Reputation: 4844
I have a lot of lists containing different quantities of nominal elements. I want to compare every list with every other list and for every combination count how many elements the two lists share. I am no statistician but I imagine the outcome represented easiest in a matrix.
list1=["Joe","Hanna","Alice"]
list2=["Martin","Ted","Joe"]
list3=["Hanna","Ted","Joe"]
Afterwards I would like to represent the outcome graphically, maybe using a heatmap or a cluster representation.
Can anybody give me some hints how to do this using R? What else would be a good representation? Thanks a lot!
Upvotes: 0
Views: 769
Reputation: 2300
I would recommend using sapply
in this case:
data <- list(list1=c("Joe","Hanna","Alice"),
list2=c("Martin","Ted","Joe"),
list3=c("Hanna","Ted","Joe"))
mat <- sapply(data, function(x) sapply(data, function(y) length(intersect(x,y))))
print(mat)
# list1 list2 list3
# list1 3 1 2
# list2 1 3 2
# list3 2 2 3
See heatmap
or heatmap.2
functions for a clustered representation, or you can try ggplot2
for a nicer visual output and legend with discrete colour coding:
# require(reshape2)
df <- melt(mat)
# require(ggplot2)
ggplot(data=df, aes(x=Var1, y=Var2)) + geom_tile(aes(fill=factor(value))) +
scale_fill_brewer(palette="Blues") +
theme(axis.title=element_blank(), legend.title=element_blank())
Upvotes: 1
Reputation: 193517
You can use crossprod
, table
, and stack
(assuming your data is in the form that TWL shared):
data <- list(list1=c("Joe","Hanna","Alice"),
list2=c("Martin","Ted","Joe"),
list3=c("Hanna","Ted","Joe"))
crossprod(table(stack(data)))
# ind
# ind list1 list2 list3
# list1 3 1 2
# list2 1 3 2
# list3 2 2 3
Wrap that in heatmap
if you're looking for a heatmap :-)
Upvotes: 6
Reputation: 3473
intersect()
returns the intersection of two sets:
list1 <- list("Joe","Hanna","Alice")
list2 <- list("Martin","Ted","Joe")
list3 <- list("Hanna","Ted","Joe")
list <- list(list1=list1, list2=list2, list3=list3)

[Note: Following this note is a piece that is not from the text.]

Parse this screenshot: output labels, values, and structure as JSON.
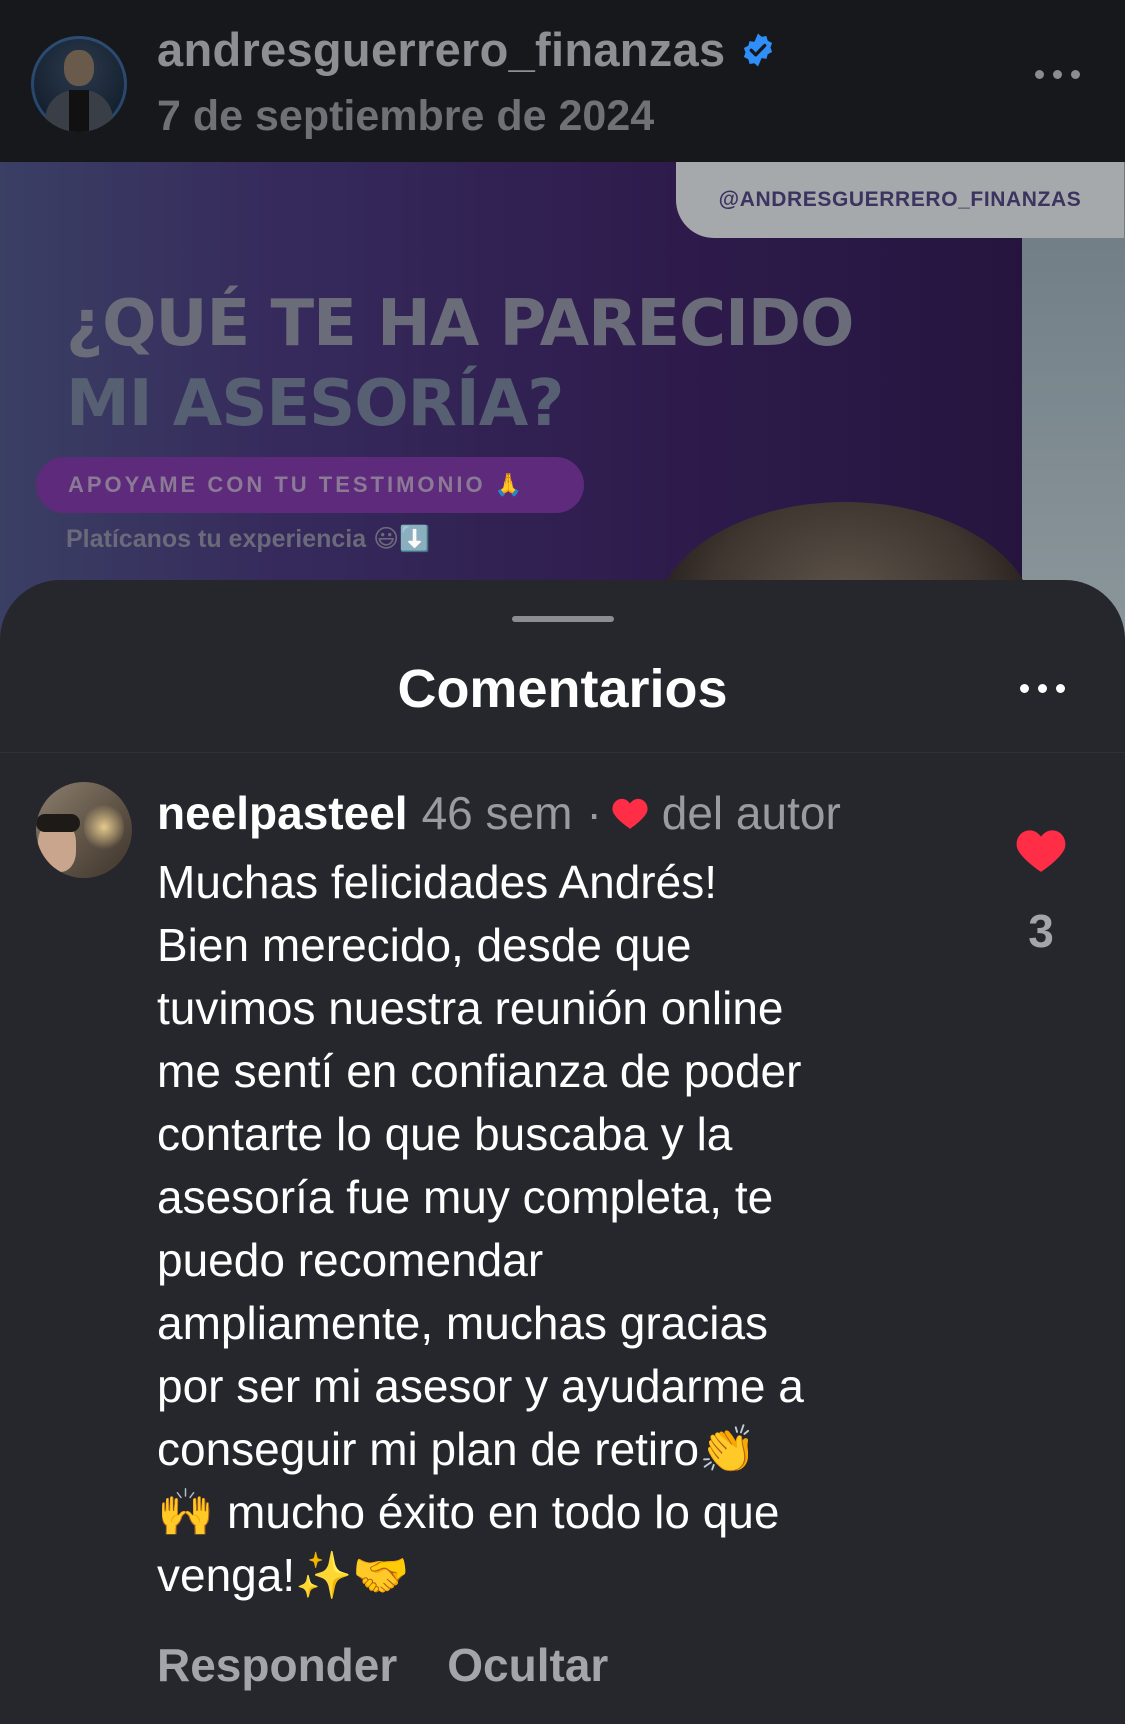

result <- matrix(NA, length(list), length(list))
colnames(result) <- rownames(result) <- names(list)
for(i in 1:length(list)){
for(j in i:length(list)){
result[i, j] <- length(intersect(list[[i]], list[[j]]))
result[j, i] <- result[i, j]
}
}
result
## list1 list2 list3
## list1 3 1 2
## list2 1 3 2
## list3 2 2 3
image(result)
will give a nice graphical representation, for example.
Upvotes: 3